Stephen Slevin was arrested in August of 2005 for driving while intoxicated, according to NBC station KOB.com. He said he never got a trial and spent the entire time languishing in solitary, even pulling his own tooth when he was denied dental care.
"'[Prison officials were] walking by me every day, watching me deteriorate," he said. "Day after day after day, they did nothing, nothing at all, to get me any help."
Slevin said he made countless requests to see a doctor to get medication for his depression, but wasn't allowed to see one until only a few weeks before his release. He also never got to see a judge.

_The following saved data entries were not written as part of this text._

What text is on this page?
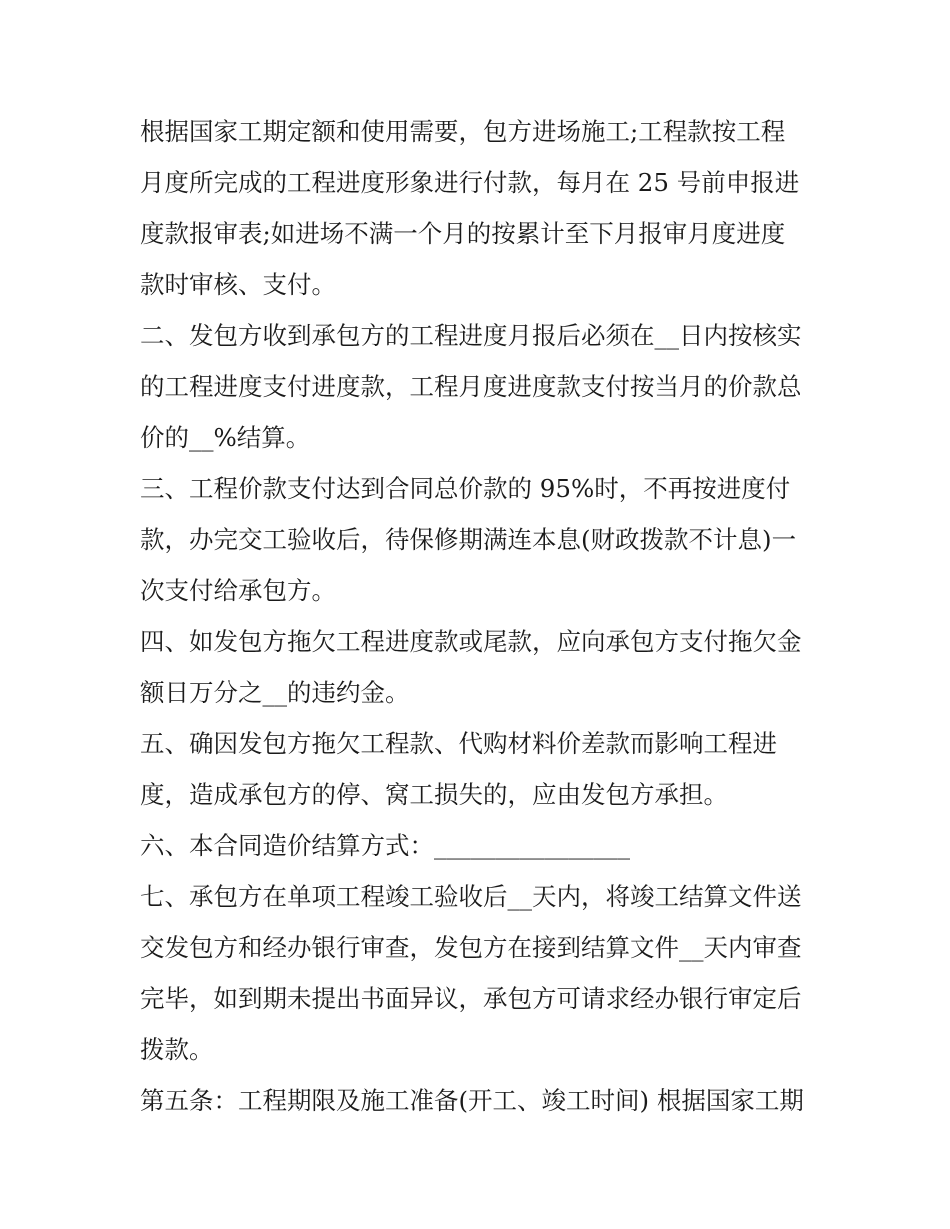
根据国家工期定额和使用需要，包方进场施工;工程款按工程
月度所完成的工程进度形象进行付款，每月在 25 号前申报进
度款报审表;如进场不满一个月的按累计至下月报审月度进度
款时审核、支付。

二、发包方收到承包方的工程进度月报后必须在__日内按核实
的工程进度支付进度款，工程月度进度款支付按当月的价款总
价的__%结算。

三、工程价款支付达到合同总价款的 95%时，不再按进度付
款，办完交工验收后，待保修期满连本息(财政拨款不计息)一
次支付给承包方。

四、如发包方拖欠工程进度款或尾款，应向承包方支付拖欠金
额日万分之__的违约金。

五、确因发包方拖欠工程款、代购材料价差款而影响工程进
度，造成承包方的停、窝工损失的，应由发包方承担。

六、本合同造价结算方式：________________

七、承包方在单项工程竣工验收后__天内，将竣工结算文件送
交发包方和经办银行审查，发包方在接到结算文件__天内审查
完毕，如到期未提出书面异议，承包方可请求经办银行审定后
拨款。

第五条：工程期限及施工准备(开工、竣工时间) 根据国家工期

The $22 million settlement, awarded by a federal jury on Tuesday, is one of the largest prisoner civil rights settlements in U.S. history, according to KOB.com.
"I wanted people to know that there are people at The Dona Ana County Jail that are doing things like this to people and getting away with it," Slevin, who now suffers from PTSD and believes he will have to take medication for life as a result, said. "Why they did what they did, I have no idea."
Neither the county nor Slevin's attorney returned phone calls from msnbc.com, but Slevin's attorney, Matt Coyte, told KOB.com, "I have never been with or seen a braver man who stood up to these guys for what they did to him ... [This case] It affects everybody and it's not good for this country. It's not good for Mr. Slevin for sure and it's not good for this country. It has to stop."